For NPS computer certificate authentication, the SAN must be set to the DNS Name type with the value $COMPUTERNAME.yourdomain.com (using the Jamf variable for the computer's hostname). NPS expects the SAN DNS Name to match the computer's fully qualified domain name (FQDN) as it appears in Active Directory. Alternatively, if using the User Principal Name SAN type, the format should be host/$COMPUTERNAME@YOURDOMAIN.COM. The NPS Network Policy's condition should be set to match the 'Client Certificate SAN' attribute. Ensure the MacBooks are bound to Active Directory, or that the computer names in Jamf match the computer objects in AD, otherwise the NPS lookup will fail even if the certificate is valid.

Key Takeaways

✓EAP-TLS is the gold standard for enterprise WiFi authentication — it eliminates passwords entirely and requires both the device and the RADIUS server to prove their identity using digital certificates.
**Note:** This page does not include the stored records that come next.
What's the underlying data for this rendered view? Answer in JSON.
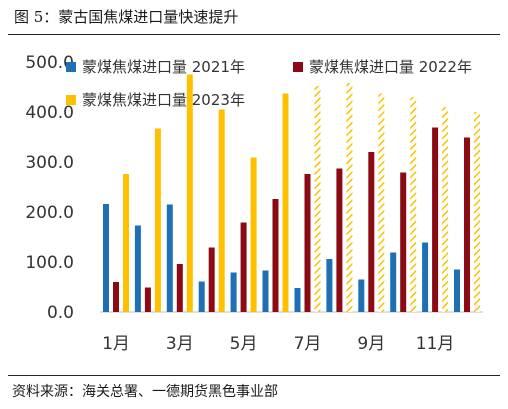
{
  "figure": {
    "title": "图 5：蒙古国焦煤进口量快速提升",
    "source": "资料来源：海关总署、一德期货黑色事业部"
  },
  "chart_data": {
    "type": "bar",
    "categories": [
      "1月",
      "2月",
      "3月",
      "4月",
      "5月",
      "6月",
      "7月",
      "8月",
      "9月",
      "10月",
      "11月",
      "12月"
    ],
    "x_tick_labels": [
      "1月",
      "",
      "3月",
      "",
      "5月",
      "",
      "7月",
      "",
      "9月",
      "",
      "11月",
      ""
    ],
    "ylim": [
      0,
      500
    ],
    "y_ticks": [
      "0.0",
      "100.0",
      "200.0",
      "300.0",
      "400.0",
      "500.0"
    ],
    "grid": false,
    "legend_position": "top",
    "series": [
      {
        "name": "蒙煤焦煤进口量 2021年",
        "color": "#1f6fb5",
        "values": [
          216,
          173,
          215,
          61,
          79,
          83,
          48,
          106,
          65,
          119,
          139,
          85
        ]
      },
      {
        "name": "蒙煤焦煤进口量 2022年",
        "color": "#8b0a14",
        "values": [
          60,
          49,
          96,
          129,
          179,
          226,
          276,
          287,
          320,
          279,
          369,
          349
        ]
      },
      {
        "name": "蒙煤焦煤进口量 2023年",
        "color": "#ffc000",
        "values": [
          276,
          367,
          475,
          405,
          309,
          437,
          452,
          458,
          437,
          430,
          410,
          400
        ],
        "estimated_from_month": 7
      }
    ]
  }
}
✓Jamf Pro automates certificate distribution to Apple fleets at scale using the SCEP protocol, with dynamic per-device challenge passwords ensuring only managed devices can enrol.
✓A successful Jamf WiFi deployment requires two linked payloads in a single Configuration Profile: a SCEP payload to obtain the certificate, and a WiFi payload that references that certificate as the identity.
✓The most common deployment failure is an incomplete certificate trust chain — the Jamf WiFi profile must explicitly include the Root CA and specify the RADIUS server's CN in the Trusted Server Certificate Names field.
✓Device-based certificates (SAN = MAC address) are essential for shared hardware, ensuring network connectivity at boot before any user logs in.
✓Plan the onboarding network carefully — devices need a network path to the SCEP server before they can receive their certificate and join the secure 802.1X SSID.
✓Automated certificate renewal (configured at 30 days before expiration) and immediate revocation upon device decommissioning are non-negotiable operational requirements for a secure, resilient deployment.